As \(x\) gets large, the lower degree terms don't matter much, so the value approaches

\[y \approx \dfrac{\color{Red}{2}x^3}{\color{red}{1}x^3} = \dfrac{\color{Red}{2}}{\color{red}{1}}=\color{red}{2}\]

so \(\color{red}{y=2}\) is an horizontal asymptote

Answer 6

thank you!! is the vertical asymptote about 2.75?

Answer 7

x^3-5x=-7 right? and solve for x

Answer 8

it should be around x= -2.75

but how did u get that ?

Answer 9

Yes

Answer 10

okay thanks!! i'm super confused on finding the x intercepts though

Answer 11

did you find y intercepts ?

Answer 12

yeah i got 1/7 by plugging in 0 in place of x

Answer 13

Good. use the same trick
simply plugin y=0 to get the x intercepts

Answer 14

\[y = \dfrac{\color{black}{2}x^3-3x+1}{\color{black}{1}x^3-5x+7}\]

plugin y=0 for x intercepts

\[0 = \dfrac{\color{black}{2}x^3-3x+1}{\color{black}{1}x^3-5x+7}\]

Answer 15

which is same as

\[0 =\color{black}{2}x^3-3x+1\]

solve

Answer 16

wolfram gives 3 x intercepts
http://www.wolframalpha.com/input/?i=solve+2x%5E3-3x%2B1%3D0

Answer 17

could i use the formula bc of the plus and minus?

Answer 18

quadratic formula*

Answer 19

nope, the equation is cubic, not quadratic.

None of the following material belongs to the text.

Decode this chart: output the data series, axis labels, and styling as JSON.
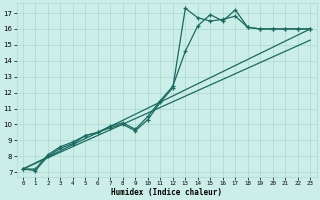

i would simply use calculator/wolfram

Answer 20

i'm confused on how i would get 3 answers :/

Answer 21

why ?
it is fine to have multiple x intercepts

Answer 22

that just means, the graph cuts the x axis at 3 different places

Answer 23

i used mathway and it gave me (1,0) and (-1+-sqrt3)/2 but i'm not sure how it got that

Answer 24

oh i see it haha thank you so much :)